Staffing and supervision for this “general practice internship” would be provided by properly credentialed local family practice physicians and rotating academic family practice faculty from participating teaching programs. Such an arrangement would allow current academic faculty to serve periodic rotations out in the “real world” for 3-6 months and learn about life outside of the teaching institution. This would be required of all full-time family practice faculty. Likewise, the presence of teaching faculty in a community setting would raise the awareness of academic concerns, academic thought, community research, and provide exposure to newer concepts and practices which may otherwise be overshadowed by the day-today struggle for survival in rural and underserved areas. The availability of teaching faculty to staff a practice could also provide a mechanism for local doctors to attend mini-residencies in order to refresh their skills. Patients benefit either way. Students and “general practice interns” would see true family practice in action. Perhaps some of these individuals will be encouraged to choose family practice as their career, but even if they do not, they will be better doctors after the experience.

Another way we might change our approach is to learn from the past. Until relatively recent history, the art of medicine was learned by apprenticeship. It may be reasonable to bring a form of apprenticeship back. Residencies could be restructured so that the third year might be optionally satisfied by practicing under the direct supervision of a single appropriately credentialed family practitioner. With modern communications, daily conferences and evaluations can be accomplished from remote sites. Assignments for such off-site training would be decided through a strict selection and matching process and reserved for mature residents with a specific goal of permanently placing these residents in rural or underserved areas. This apprentice third year resident would learn much from daily and constant exposure to a highly motivated and qualified FP.

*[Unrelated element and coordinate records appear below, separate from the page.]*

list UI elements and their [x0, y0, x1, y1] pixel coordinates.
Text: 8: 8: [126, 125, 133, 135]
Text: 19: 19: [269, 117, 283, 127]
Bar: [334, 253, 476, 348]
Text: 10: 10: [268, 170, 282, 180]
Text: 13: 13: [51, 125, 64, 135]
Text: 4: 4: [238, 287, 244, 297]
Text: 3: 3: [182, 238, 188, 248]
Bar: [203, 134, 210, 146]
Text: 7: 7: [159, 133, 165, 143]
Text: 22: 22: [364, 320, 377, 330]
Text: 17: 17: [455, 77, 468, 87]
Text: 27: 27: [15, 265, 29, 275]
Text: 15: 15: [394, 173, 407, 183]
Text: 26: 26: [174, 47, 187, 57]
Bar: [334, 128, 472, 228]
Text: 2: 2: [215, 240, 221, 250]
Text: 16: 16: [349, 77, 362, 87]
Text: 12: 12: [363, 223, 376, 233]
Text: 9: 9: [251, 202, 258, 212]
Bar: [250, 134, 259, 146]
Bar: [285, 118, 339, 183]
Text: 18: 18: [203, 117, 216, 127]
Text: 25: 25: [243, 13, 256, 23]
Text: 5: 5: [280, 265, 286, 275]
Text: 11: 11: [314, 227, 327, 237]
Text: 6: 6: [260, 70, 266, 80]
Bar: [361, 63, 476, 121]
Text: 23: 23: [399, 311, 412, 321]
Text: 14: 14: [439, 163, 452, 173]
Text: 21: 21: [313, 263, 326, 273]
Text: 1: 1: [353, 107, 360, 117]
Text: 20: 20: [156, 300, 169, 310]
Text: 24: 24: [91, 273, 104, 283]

Those of us who have had difficulty attracting partners because of our rural location might consider another variation of apprenticeship. We might “adopt” local students potentially interested in family practice during high school, college (pre-med) or early in medical school, and provide mentoring, encouragement, summer jobs in our offices, and possibly even other financial support for committed students. Cultivating a relationship with a student early in his career should greatly increase the chance of having him come back as a future partner. Even if the student comes back to the community as a narrow specialist or a competing family practitioner, the working relationship will benefit. If there are no local students vying for medical school, a clearinghouse could be set up to match compatible students and interested practicing FP’s.

I am arguing for a new paradigm. We cannot continue business as usual and expect family practice to thrive. Applications to family practice residencies have declined even as more slots have become available. This means the average quality of the available candidates is lower. Programs are increasingly turning to FMG’s and very weak students to fill their positions. We must make a fundamental decision. Do we continue to try and fill every slot by taking weaker applicants, and thus perpetuate the notion prevalent in teaching institutions that family practice is really not a demanding discipline? Is it not wiser to insist on excellence in our applicants, even if that means consolidating some programs and resources? It is better, in my opinion, to turn out a few high quality FP’s than to turn out many marginal physicians. We risk doing just that if we do not regain our proper identity.  The narrow specialists clearly have us measured. They want us to exist, but only to the extent that they need our referrals, and they consider us useful idiots for dealing with problems they consider too boring, time consuming, or without profit potential. It is time for us to become the comprehensive doctors Dr. Pisacano and his colleagues envisioned.